Ich hatte für den Freistaat Sachsen deutlich gemacht, dass man, wenn man den Mindestlohn mit dem Argument einführt, von dem entsprechenden Lohn leben zu können – das ist in der Bundestagsdebatte angesprochen worden – , natürlich auch fragen muss, wie hoch die Lebenshaltungskosten in bestimmten Regionen in Deutschland sind. Dabei muss man feststellen, dass nach einer Studie des Bundesinstituts für Bau-, Stadt- und Raumforschung der Spitzenreiter im bundesdeutschen Durchschnitt die Stadt München mit 114,4 % ist, und ganz unten in der Reihe stehen die Landkreise Tirschenreuth und Regen im Bayerischen Wald mit 83,4 bzw. 84,0 %. Sie sehen also: eine Spreizung von 25 % im Bereich der Lebenshaltungskosten.
Nun zum Thema Mindestlohn. Der Kollege Machnig, Herr Brangs, hat im Bundesrat angesprochen, dass es Studien aus den USA gibt, in denen man zu der Erkenntnis gekommen ist, dass der Mindestlohn, wenn man ihn richtig justieren würde, keine negativen Arbeitsmarkteffekte hat. Sie haben ja meine Rede im Bundesrat aufmerksam verfolgt, und es ist Ihnen sicherlich nicht entgangen, dass ich dem Kollegen Machnig in dieser Frage ausdrücklich recht gegeben habe.
Wenn wir aber innerhalb Deutschlands Unterschiede in den Lebenshaltungskosten von 25 % haben, sehr geehrter Herr Brangs, dann spricht vieles dafür, dass ein einheitlicher, politisch festgesetzter branchenüblicher Mindestlohn von 8,50 Euro eben nicht diese angepasste, ausgewogene Mindestlohnfindung ist, die der Kollege Machnig mit Bezug auf die Studie aus den Vereinigten Staaten angesprochen hat – deshalb diese Positionierung hier, und ich spreche hier zu dem Bundesratsantrag, der am
1. März 2013 im Plenum behandelt worden ist. Er ist auch Gegenstand der Aktuellen Debatte, nicht nur in der gesellschaftlichen Diskussion über Mindestlöhne, sondern ich spreche über diesen Antrag, weil im Debattentitel suggeriert wird, wir als Freistaat Sachsen sollen genau diesen Antrag unterstützen. Diese Unterstützung ist falsch, weil sie für die Menschen in Sachsen falsche Effekte birgt.

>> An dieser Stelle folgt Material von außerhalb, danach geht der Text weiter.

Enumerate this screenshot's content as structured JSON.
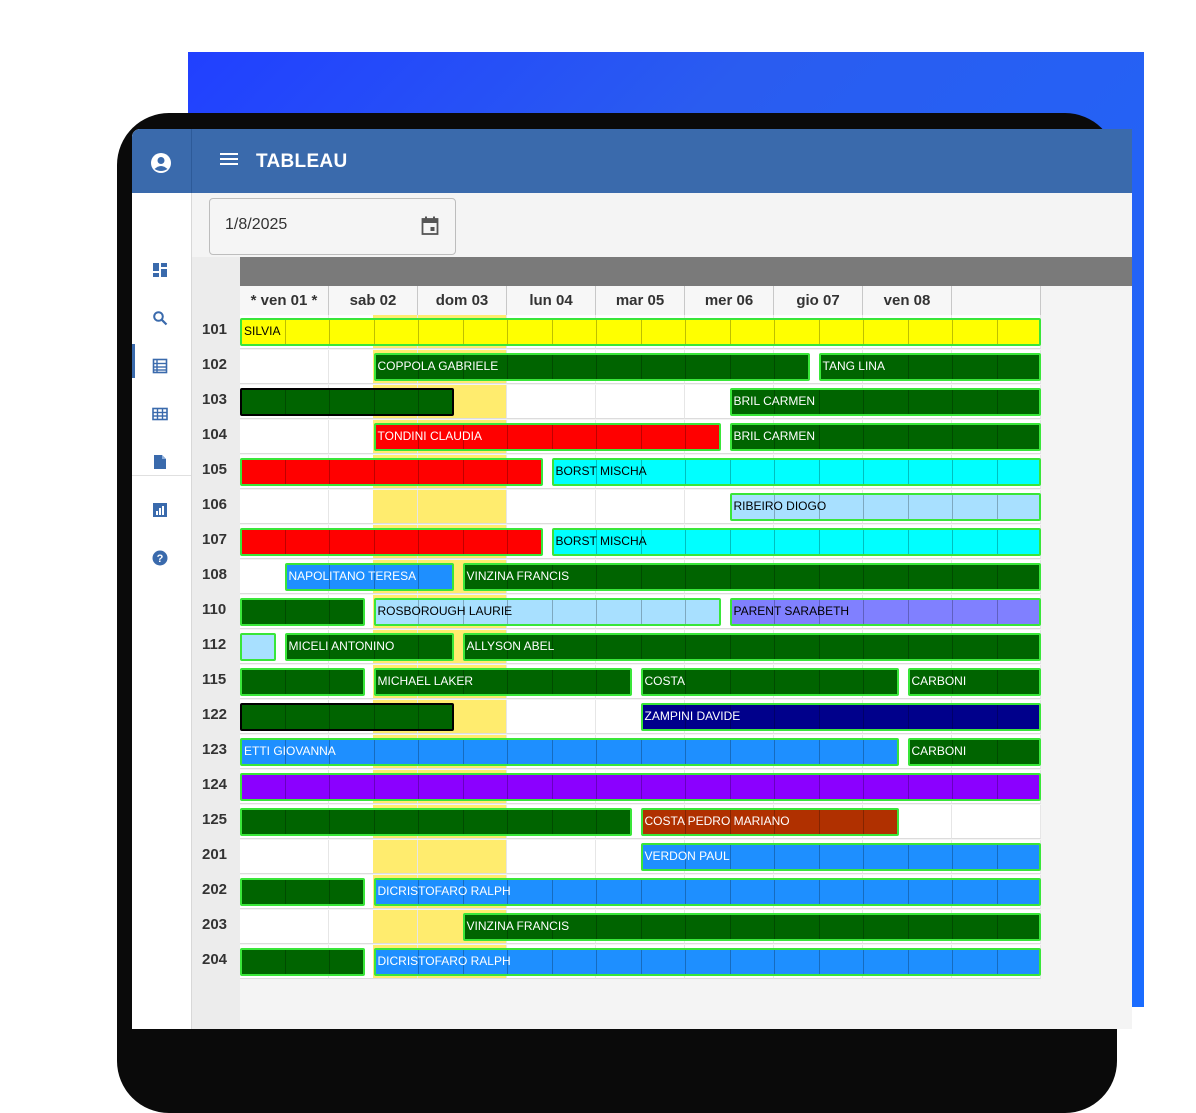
{
  "app": {
    "title": "TABLEAU",
    "date_value": "1/8/2025"
  },
  "sidebar": {
    "items": [
      {
        "icon": "dashboard-icon"
      },
      {
        "icon": "search-icon"
      },
      {
        "icon": "list-icon"
      },
      {
        "icon": "grid-icon",
        "active": true
      },
      {
        "icon": "document-icon"
      },
      {
        "icon": "chart-icon"
      },
      {
        "icon": "help-icon"
      }
    ]
  },
  "days": [
    "* ven 01 *",
    "sab 02",
    "dom 03",
    "lun 04",
    "mar 05",
    "mer 06",
    "gio 07",
    "ven 08"
  ],
  "weekend_columns": [
    1,
    2
  ],
  "rooms": [
    {
      "number": "101",
      "bookings": [
        {
          "start": 0,
          "end": 9,
          "label": "SILVIA",
          "color": "#ffff00",
          "text": "#000"
        }
      ]
    },
    {
      "number": "102",
      "bookings": [
        {
          "start": 1.5,
          "end": 6.4,
          "label": "COPPOLA GABRIELE",
          "color": "#006400",
          "text": "#fff"
        },
        {
          "start": 6.5,
          "end": 9,
          "label": "TANG LINA",
          "color": "#006400",
          "text": "#fff"
        }
      ]
    },
    {
      "number": "103",
      "bookings": [
        {
          "start": 0,
          "end": 2.4,
          "label": "",
          "color": "#006400",
          "text": "#fff",
          "black": true
        },
        {
          "start": 5.5,
          "end": 9,
          "label": "BRIL CARMEN",
          "color": "#006400",
          "text": "#fff"
        }
      ]
    },
    {
      "number": "104",
      "bookings": [
        {
          "start": 1.5,
          "end": 5.4,
          "label": "TONDINI CLAUDIA",
          "color": "#ff0000",
          "text": "#fff"
        },
        {
          "start": 5.5,
          "end": 9,
          "label": "BRIL CARMEN",
          "color": "#006400",
          "text": "#fff"
        }
      ]
    },
    {
      "number": "105",
      "bookings": [
        {
          "start": 0,
          "end": 3.4,
          "label": "",
          "color": "#ff0000",
          "text": "#fff"
        },
        {
          "start": 3.5,
          "end": 9,
          "label": "BORST MISCHA",
          "color": "#00ffff",
          "text": "#000"
        }
      ]
    },
    {
      "number": "106",
      "bookings": [
        {
          "start": 5.5,
          "end": 9,
          "label": "RIBEIRO DIOGO",
          "color": "#a8e0ff",
          "text": "#000"
        }
      ]
    },
    {
      "number": "107",
      "bookings": [
        {
          "start": 0,
          "end": 3.4,
          "label": "",
          "color": "#ff0000",
          "text": "#fff"
        },
        {
          "start": 3.5,
          "end": 9,
          "label": "BORST MISCHA",
          "color": "#00ffff",
          "text": "#000"
        }
      ]
    },
    {
      "number": "108",
      "bookings": [
        {
          "start": 0.5,
          "end": 2.4,
          "label": "NAPOLITANO TERESA",
          "color": "#1e8fff",
          "text": "#fff"
        },
        {
          "start": 2.5,
          "end": 9,
          "label": "VINZINA FRANCIS",
          "color": "#006400",
          "text": "#fff"
        }
      ]
    },
    {
      "number": "110",
      "bookings": [
        {
          "start": 0,
          "end": 1.4,
          "label": "",
          "color": "#006400",
          "text": "#fff"
        },
        {
          "start": 1.5,
          "end": 5.4,
          "label": "ROSBOROUGH LAURIE",
          "color": "#a8e0ff",
          "text": "#000"
        },
        {
          "start": 5.5,
          "end": 9,
          "label": "PARENT SARABETH",
          "color": "#8080ff",
          "text": "#000"
        }
      ]
    },
    {
      "number": "112",
      "bookings": [
        {
          "start": 0,
          "end": 0.4,
          "label": "",
          "color": "#a8e0ff",
          "text": "#000"
        },
        {
          "start": 0.5,
          "end": 2.4,
          "label": "MICELI ANTONINO",
          "color": "#006400",
          "text": "#fff"
        },
        {
          "start": 2.5,
          "end": 9,
          "label": "ALLYSON ABEL",
          "color": "#006400",
          "text": "#fff"
        }
      ]
    },
    {
      "number": "115",
      "bookings": [
        {
          "start": 0,
          "end": 1.4,
          "label": "",
          "color": "#006400",
          "text": "#fff"
        },
        {
          "start": 1.5,
          "end": 4.4,
          "label": "MICHAEL LAKER",
          "color": "#006400",
          "text": "#fff"
        },
        {
          "start": 4.5,
          "end": 7.4,
          "label": "COSTA",
          "color": "#006400",
          "text": "#fff"
        },
        {
          "start": 7.5,
          "end": 9,
          "label": "CARBONI",
          "color": "#006400",
          "text": "#fff"
        }
      ]
    },
    {
      "number": "122",
      "bookings": [
        {
          "start": 0,
          "end": 2.4,
          "label": "",
          "color": "#006400",
          "text": "#fff",
          "black": true
        },
        {
          "start": 4.5,
          "end": 9,
          "label": "ZAMPINI DAVIDE",
          "color": "#00008b",
          "text": "#fff"
        }
      ]
    },
    {
      "number": "123",
      "bookings": [
        {
          "start": 0,
          "end": 7.4,
          "label": "ETTI GIOVANNA",
          "color": "#1e8fff",
          "text": "#fff"
        },
        {
          "start": 7.5,
          "end": 9,
          "label": "CARBONI",
          "color": "#006400",
          "text": "#fff"
        }
      ]
    },
    {
      "number": "124",
      "bookings": [
        {
          "start": 0,
          "end": 9,
          "label": "",
          "color": "#8b00ff",
          "text": "#fff"
        }
      ]
    },
    {
      "number": "125",
      "bookings": [
        {
          "start": 0,
          "end": 4.4,
          "label": "",
          "color": "#006400",
          "text": "#fff"
        },
        {
          "start": 4.5,
          "end": 7.4,
          "label": "COSTA PEDRO MARIANO",
          "color": "#b03000",
          "text": "#fff"
        }
      ]
    },
    {
      "number": "201",
      "bookings": [
        {
          "start": 4.5,
          "end": 9,
          "label": "VERDON PAUL",
          "color": "#1e8fff",
          "text": "#fff"
        }
      ]
    },
    {
      "number": "202",
      "bookings": [
        {
          "start": 0,
          "end": 1.4,
          "label": "",
          "color": "#006400",
          "text": "#fff"
        },
        {
          "start": 1.5,
          "end": 9,
          "label": "DICRISTOFARO RALPH",
          "color": "#1e8fff",
          "text": "#fff"
        }
      ]
    },
    {
      "number": "203",
      "bookings": [
        {
          "start": 2.5,
          "end": 9,
          "label": "VINZINA FRANCIS",
          "color": "#006400",
          "text": "#fff"
        }
      ]
    },
    {
      "number": "204",
      "bookings": [
        {
          "start": 0,
          "end": 1.4,
          "label": "",
          "color": "#006400",
          "text": "#fff"
        },
        {
          "start": 1.5,
          "end": 9,
          "label": "DICRISTOFARO RALPH",
          "color": "#1e8fff",
          "text": "#fff"
        }
      ]
    }
  ]
}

Vielen Dank, Herr Staatsminister. – Wie bewerten Sie dann den folgenden Fall: Es gibt im Moment von der Friseurkette Klier eine klare Aussage, die ab dem 1. März 2013 7,50 Euro Mindestlohn einführen wird, weil sie sagt: Es kann nicht sein, dass Menschen, die bei uns arbeiten, trotzdem noch auf Hartz IV angewiesen sind. Es gibt immer regionale Unterschiede,
es gibt auch immer regionale Lohnhöhen, aber wir müssen dafür Sorge tragen, dass diejenigen, die arbeiten, auch vernünftig leben können. Wie schätzen Sie das ein? Wie passt das zu diesem Bild?
Sehr geehrter Kollege Brangs, das ist die grundsätzliche gesellschaftspolitische Diskussion, die in der Debatte kurz gestreift wurde, indem der Kollege Heidan von der „negativen Einkommensteuer“ sprach und andere Redner davon sprachen, dass der Lohn, den man im Erwerbseinkommen nicht erzielt, durch Transfereinkommen ausgeglichen werden muss.
Das ist eine grundsätzliche gesellschaftspolitische Frage. Dieser stelle ich mich auch und ich sage ausdrücklich, dass der Staat eine Verpflichtung hat, wenn das Erwerbseinkommen nicht ausreicht, dieses durch Transfereinkommen zu ersetzen, weil ich der Auffassung bin, dass es sinnvoller ist, einen Arbeitsplatz zu haben, weil ein Arbeitsplatz mehr ist als einfach nur Geld verdienen. Ein Arbeitsplatz ist auch eine soziale Integration in die Arbeitswelt am Arbeitsplatz, deshalb hat er einen Wert an sich. Wenn dieser Arbeitsplatz nur mit einer Vergütung erreichbar ist, die nicht zum Lebensunterhalt ausreicht, dann steht der Staat in der Verpflichtung, das Erwerbseinkommen durch ein entsprechendes zusätzliches Transfereinkommen zu unterstützen. Deswegen habe ich damit überhaupt kein Problem. Aber bitte, das ist eine grundsätzliche gesellschaftliche Diskussion, die ich sicherlich jetzt nicht mit Ihnen im Rahmen dieser Aktuellen Debatte zu dem Antrag vom 1. März 2013 im Bundesrat führen kann.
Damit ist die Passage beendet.